The world's area of fertile soils is limited and is increasingly under pressure from competing land uses for cropping, forestry, and pasture/rangeland, as well as for energy production, settlement and infrastructure, and raw materials extraction. According to the Food and Agriculture Organisation (FAO), due to growing population and land degradation, only 0.20 hectares of arable land will be available per person in 2020, less than half than that available in 1960 (0.43 hectares). By 2050, only 0.10 hectares will be available.
Soil is important for mitigating climate change. Waterlogged and permafrost soils hold major stocks of carbon, but due to lowering of the water table and thawing of permafrost, may instead become major emitters of greenhouse gases. In addition, proper management of soils can reduce disaster risks by contributing to resilience against floods and drought through exploiting soil water retention capacity.
At the same time, soils are home to over one fourth of all living species on earth. Soil biodiversity influences the regulation of atmospheric composition and climate, water quantity and quality, pest and disease incidence in agricultural and natural ecosystems, as well as human diseases. Soil organisms may also control, or reduce environmental pollution, and can be used for developing new pharmaceuticals.
According to UNEP's 2012 Year Book, as a result of unsustainable land-use, 24% of global land has already suffered health and productivity decline over the past quarter century; certain types of conventional and intensive agriculture are triggering soil erosion at rates some 100 times greater than those at which soil can form naturally. Since the 19th century, an estimated 60% of the carbon stored in soils and vegetation has been lost as a result of land use changes, such as clearing land for agriculture and cities. The draining of peatlands is currently producing more than two billion tonnes of CO2 annually – equivalent to around 6% of man-made greenhouse gas emissions.

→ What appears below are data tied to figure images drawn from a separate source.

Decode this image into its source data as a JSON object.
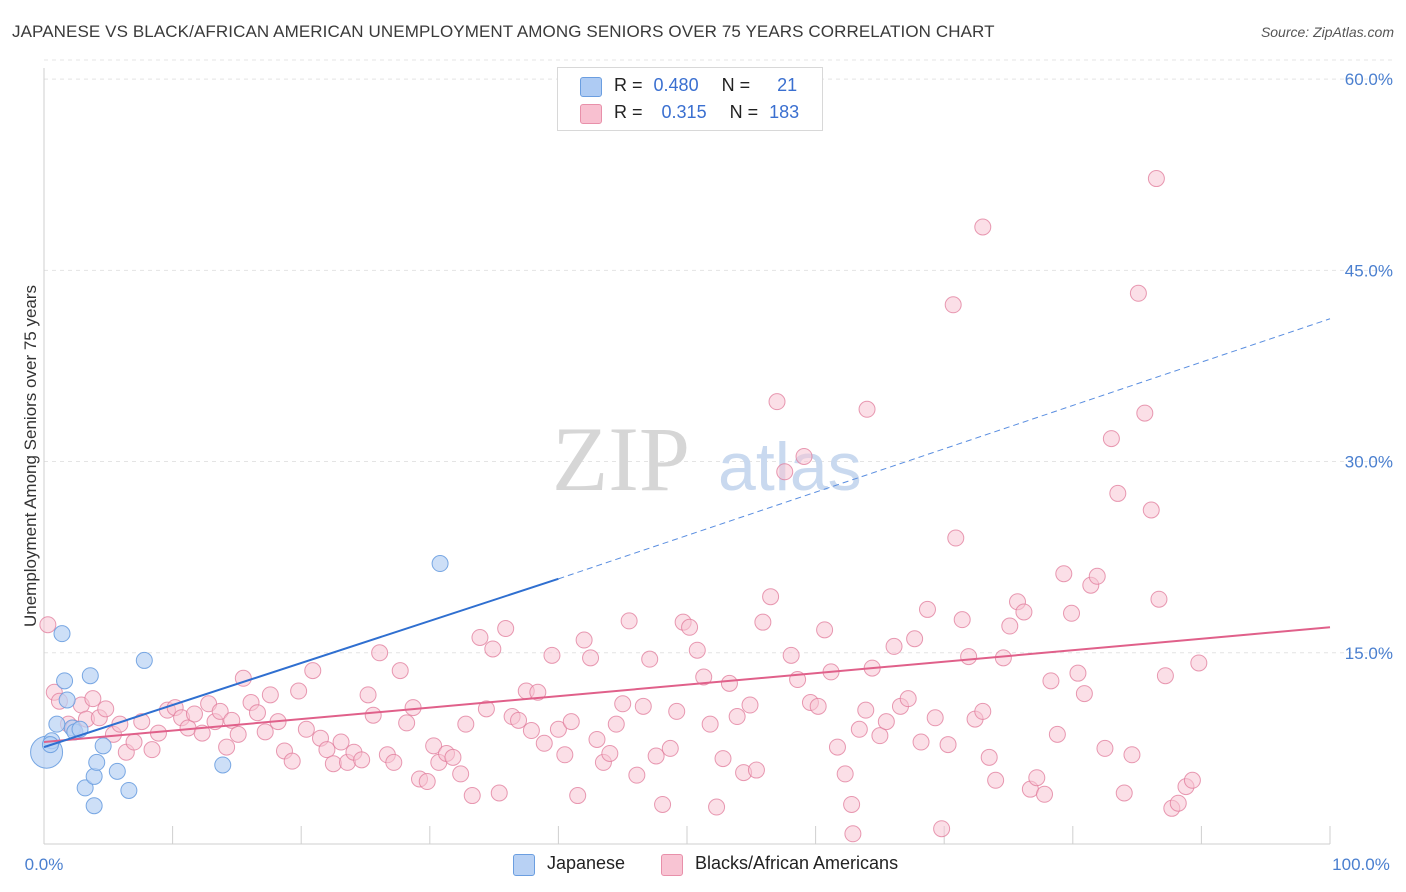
{
  "title": "JAPANESE VS BLACK/AFRICAN AMERICAN UNEMPLOYMENT AMONG SENIORS OVER 75 YEARS CORRELATION CHART",
  "source": "Source: ZipAtlas.com",
  "watermark": {
    "part1": "ZIP",
    "part2": "atlas"
  },
  "legend": {
    "rows": [
      {
        "r_label": "R =",
        "r_value": "0.480",
        "n_label": "N =",
        "n_value": "21",
        "color": "#aecbf3",
        "border": "#6b9ee0"
      },
      {
        "r_label": "R =",
        "r_value": "0.315",
        "n_label": "N =",
        "n_value": "183",
        "color": "#f8c0d0",
        "border": "#e890aa"
      }
    ]
  },
  "bottom_legend": [
    {
      "label": "Japanese",
      "color": "#b8d1f4",
      "border": "#6b9ee0"
    },
    {
      "label": "Blacks/African Americans",
      "color": "#f8c4d3",
      "border": "#e890aa"
    }
  ],
  "chart_data": {
    "type": "scatter",
    "title": "JAPANESE VS BLACK/AFRICAN AMERICAN UNEMPLOYMENT AMONG SENIORS OVER 75 YEARS CORRELATION CHART",
    "ylabel": "Unemployment Among Seniors over 75 years",
    "xlabel": "",
    "xlim": [
      0,
      100
    ],
    "ylim": [
      0,
      61.5
    ],
    "x_tick_labels": [
      "0.0%",
      "100.0%"
    ],
    "y_ticks": [
      15,
      30,
      45,
      60
    ],
    "y_tick_labels": [
      "15.0%",
      "30.0%",
      "45.0%",
      "60.0%"
    ],
    "grid": "horizontal dashed",
    "legend_position": "top-center",
    "series": [
      {
        "name": "Japanese",
        "color": "#6b9ee0",
        "fill": "#b8d1f4",
        "r": 0.48,
        "n": 21,
        "trend": {
          "x0": 0,
          "y0": 7.6,
          "x1": 40,
          "y1": 20.8,
          "dashed_to_x": 100,
          "dashed_to_y": 41.2
        },
        "points": [
          [
            0.2,
            7.2
          ],
          [
            0.6,
            8.1
          ],
          [
            1.0,
            9.4
          ],
          [
            1.4,
            16.5
          ],
          [
            1.6,
            12.8
          ],
          [
            1.8,
            11.3
          ],
          [
            2.2,
            9.1
          ],
          [
            2.4,
            8.8
          ],
          [
            2.8,
            9.0
          ],
          [
            3.2,
            4.4
          ],
          [
            3.6,
            13.2
          ],
          [
            3.9,
            5.3
          ],
          [
            4.1,
            6.4
          ],
          [
            4.6,
            7.7
          ],
          [
            5.7,
            5.7
          ],
          [
            6.6,
            4.2
          ],
          [
            7.8,
            14.4
          ],
          [
            13.9,
            6.2
          ],
          [
            3.9,
            3.0
          ],
          [
            0.5,
            7.8
          ],
          [
            30.8,
            22.0
          ]
        ]
      },
      {
        "name": "Blacks/African Americans",
        "color": "#e07a9a",
        "fill": "#f8c4d3",
        "r": 0.315,
        "n": 183,
        "trend": {
          "x0": 0,
          "y0": 8.0,
          "x1": 100,
          "y1": 17.0
        },
        "points": [
          [
            0.3,
            17.2
          ],
          [
            0.8,
            11.9
          ],
          [
            1.2,
            11.2
          ],
          [
            1.9,
            9.4
          ],
          [
            2.3,
            9.1
          ],
          [
            2.9,
            10.9
          ],
          [
            3.3,
            9.8
          ],
          [
            3.8,
            11.4
          ],
          [
            4.3,
            9.9
          ],
          [
            4.8,
            10.6
          ],
          [
            5.4,
            8.6
          ],
          [
            5.9,
            9.4
          ],
          [
            6.4,
            7.2
          ],
          [
            7.0,
            8.0
          ],
          [
            7.6,
            9.6
          ],
          [
            8.4,
            7.4
          ],
          [
            8.9,
            8.7
          ],
          [
            9.6,
            10.5
          ],
          [
            10.2,
            10.7
          ],
          [
            10.7,
            9.9
          ],
          [
            11.2,
            9.1
          ],
          [
            11.7,
            10.2
          ],
          [
            12.3,
            8.7
          ],
          [
            12.8,
            11.0
          ],
          [
            13.3,
            9.6
          ],
          [
            13.7,
            10.4
          ],
          [
            14.2,
            7.6
          ],
          [
            14.6,
            9.7
          ],
          [
            15.1,
            8.6
          ],
          [
            15.5,
            13.0
          ],
          [
            16.1,
            11.1
          ],
          [
            16.6,
            10.3
          ],
          [
            17.2,
            8.8
          ],
          [
            17.6,
            11.7
          ],
          [
            18.2,
            9.6
          ],
          [
            18.7,
            7.3
          ],
          [
            19.3,
            6.5
          ],
          [
            19.8,
            12.0
          ],
          [
            20.4,
            9.0
          ],
          [
            20.9,
            13.6
          ],
          [
            21.5,
            8.3
          ],
          [
            22.0,
            7.4
          ],
          [
            22.5,
            6.3
          ],
          [
            23.1,
            8.0
          ],
          [
            23.6,
            6.4
          ],
          [
            24.1,
            7.2
          ],
          [
            24.7,
            6.6
          ],
          [
            25.2,
            11.7
          ],
          [
            25.6,
            10.1
          ],
          [
            26.1,
            15.0
          ],
          [
            26.7,
            7.0
          ],
          [
            27.2,
            6.4
          ],
          [
            27.7,
            13.6
          ],
          [
            28.2,
            9.5
          ],
          [
            28.7,
            10.7
          ],
          [
            29.2,
            5.1
          ],
          [
            29.8,
            4.9
          ],
          [
            30.3,
            7.7
          ],
          [
            30.7,
            6.4
          ],
          [
            31.3,
            7.1
          ],
          [
            31.8,
            6.8
          ],
          [
            32.4,
            5.5
          ],
          [
            32.8,
            9.4
          ],
          [
            33.3,
            3.8
          ],
          [
            33.9,
            16.2
          ],
          [
            34.4,
            10.6
          ],
          [
            34.9,
            15.3
          ],
          [
            35.4,
            4.0
          ],
          [
            35.9,
            16.9
          ],
          [
            36.4,
            10.0
          ],
          [
            36.9,
            9.7
          ],
          [
            37.5,
            12.0
          ],
          [
            37.9,
            8.9
          ],
          [
            38.4,
            11.9
          ],
          [
            38.9,
            7.9
          ],
          [
            39.5,
            14.8
          ],
          [
            40.0,
            9.0
          ],
          [
            40.5,
            7.0
          ],
          [
            41.0,
            9.6
          ],
          [
            41.5,
            3.8
          ],
          [
            42.0,
            16.0
          ],
          [
            42.5,
            14.6
          ],
          [
            43.0,
            8.2
          ],
          [
            43.5,
            6.4
          ],
          [
            44.0,
            7.1
          ],
          [
            44.5,
            9.4
          ],
          [
            45.0,
            11.0
          ],
          [
            45.5,
            17.5
          ],
          [
            46.1,
            5.4
          ],
          [
            46.6,
            10.8
          ],
          [
            47.1,
            14.5
          ],
          [
            47.6,
            6.9
          ],
          [
            48.1,
            3.1
          ],
          [
            48.7,
            7.5
          ],
          [
            49.2,
            10.4
          ],
          [
            49.7,
            17.4
          ],
          [
            50.2,
            17.0
          ],
          [
            50.8,
            15.2
          ],
          [
            51.3,
            13.1
          ],
          [
            51.8,
            9.4
          ],
          [
            52.3,
            2.9
          ],
          [
            52.8,
            6.7
          ],
          [
            53.3,
            12.6
          ],
          [
            53.9,
            10.0
          ],
          [
            54.4,
            5.6
          ],
          [
            54.9,
            10.9
          ],
          [
            55.4,
            5.8
          ],
          [
            55.9,
            17.4
          ],
          [
            56.5,
            19.4
          ],
          [
            57.0,
            34.7
          ],
          [
            57.6,
            29.2
          ],
          [
            58.1,
            14.8
          ],
          [
            58.6,
            12.9
          ],
          [
            59.1,
            30.4
          ],
          [
            59.6,
            11.1
          ],
          [
            60.2,
            10.8
          ],
          [
            60.7,
            16.8
          ],
          [
            61.2,
            13.5
          ],
          [
            61.7,
            7.6
          ],
          [
            62.3,
            5.5
          ],
          [
            62.8,
            3.1
          ],
          [
            63.4,
            9.0
          ],
          [
            63.9,
            10.5
          ],
          [
            64.4,
            13.8
          ],
          [
            65.0,
            8.5
          ],
          [
            65.5,
            9.6
          ],
          [
            66.1,
            15.5
          ],
          [
            66.6,
            10.8
          ],
          [
            67.2,
            11.4
          ],
          [
            67.7,
            16.1
          ],
          [
            68.2,
            8.0
          ],
          [
            68.7,
            18.4
          ],
          [
            69.3,
            9.9
          ],
          [
            69.8,
            1.2
          ],
          [
            70.3,
            7.8
          ],
          [
            70.9,
            24.0
          ],
          [
            71.4,
            17.6
          ],
          [
            71.9,
            14.7
          ],
          [
            72.4,
            9.8
          ],
          [
            73.0,
            10.4
          ],
          [
            73.5,
            6.8
          ],
          [
            74.0,
            5.0
          ],
          [
            74.6,
            14.6
          ],
          [
            75.1,
            17.1
          ],
          [
            75.7,
            19.0
          ],
          [
            76.2,
            18.2
          ],
          [
            76.7,
            4.3
          ],
          [
            77.2,
            5.2
          ],
          [
            77.8,
            3.9
          ],
          [
            78.3,
            12.8
          ],
          [
            78.8,
            8.6
          ],
          [
            79.3,
            21.2
          ],
          [
            79.9,
            18.1
          ],
          [
            80.4,
            13.4
          ],
          [
            80.9,
            11.8
          ],
          [
            81.4,
            20.3
          ],
          [
            81.9,
            21.0
          ],
          [
            82.5,
            7.5
          ],
          [
            83.0,
            31.8
          ],
          [
            83.5,
            27.5
          ],
          [
            84.0,
            4.0
          ],
          [
            84.6,
            7.0
          ],
          [
            85.1,
            43.2
          ],
          [
            85.6,
            33.8
          ],
          [
            86.1,
            26.2
          ],
          [
            86.7,
            19.2
          ],
          [
            87.2,
            13.2
          ],
          [
            87.7,
            2.8
          ],
          [
            88.2,
            3.2
          ],
          [
            88.8,
            4.5
          ],
          [
            89.3,
            5.0
          ],
          [
            89.8,
            14.2
          ],
          [
            64.0,
            34.1
          ],
          [
            70.7,
            42.3
          ],
          [
            73.0,
            48.4
          ],
          [
            86.5,
            52.2
          ],
          [
            62.9,
            0.8
          ]
        ]
      }
    ]
  }
}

According to projections by the Lincoln Institute of Land Policy (USA), urban land cover in more-developed countries could grow by 63% between 2000 and 2030, and by 113% between 2000 and 2050. The situation is likely to be even more critical in less-developed countries, where urban land cover could grow by 170% between 2000 and 2030, and by 326% between 2000 and 2050.

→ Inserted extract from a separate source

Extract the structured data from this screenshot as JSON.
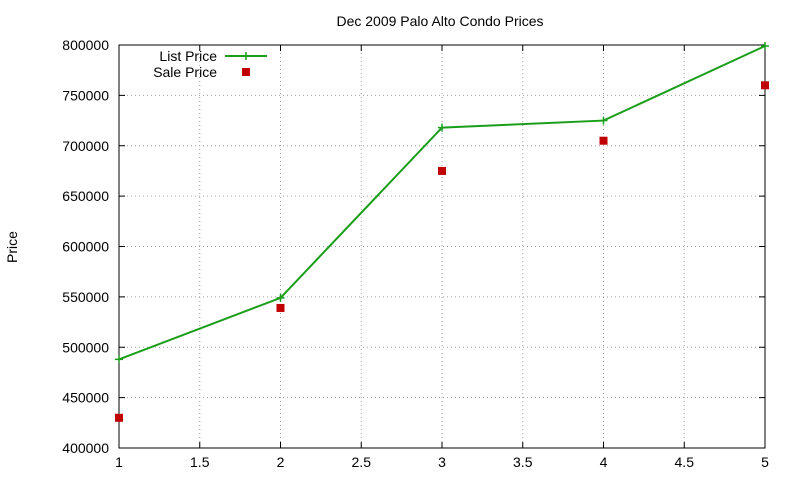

In discussions on targets for the Rio+20 Outcome Document, the European Union (EU) has underlined the importance of the social dimension, as well as horizontal issues, in line with its broader position on an inclusive green economy. The initial EU proposal for soil at Rio is to restore land and soil quality to good condition, and manage land and soil resources sustainably, ensuring that food production can meet growing demand, with the target to arrive at a 'zero net rate of land and soil degradation' within an internationally agreed timeframe. This target could be made operational by minimising erosion, maintaining and possibly increasing soil organic matter, and preventing uncontrolled urban expansion. This could be facilitated by enhancing the implementation of the UN Convention to Combat Desertification through its 10 Year Strategy, using FAO's Global Soil Partnership, and strengthening the scientific basis for soil, land and desertification policy decisions, in particular through the Economics of Land Degradation Initiative.
Over and above specific wording, the EU is seeking a concrete outcome in Rio, to help address global soil and land degradation, protect the crucial ecosystem services that soil and land provide, and feed the growing world population.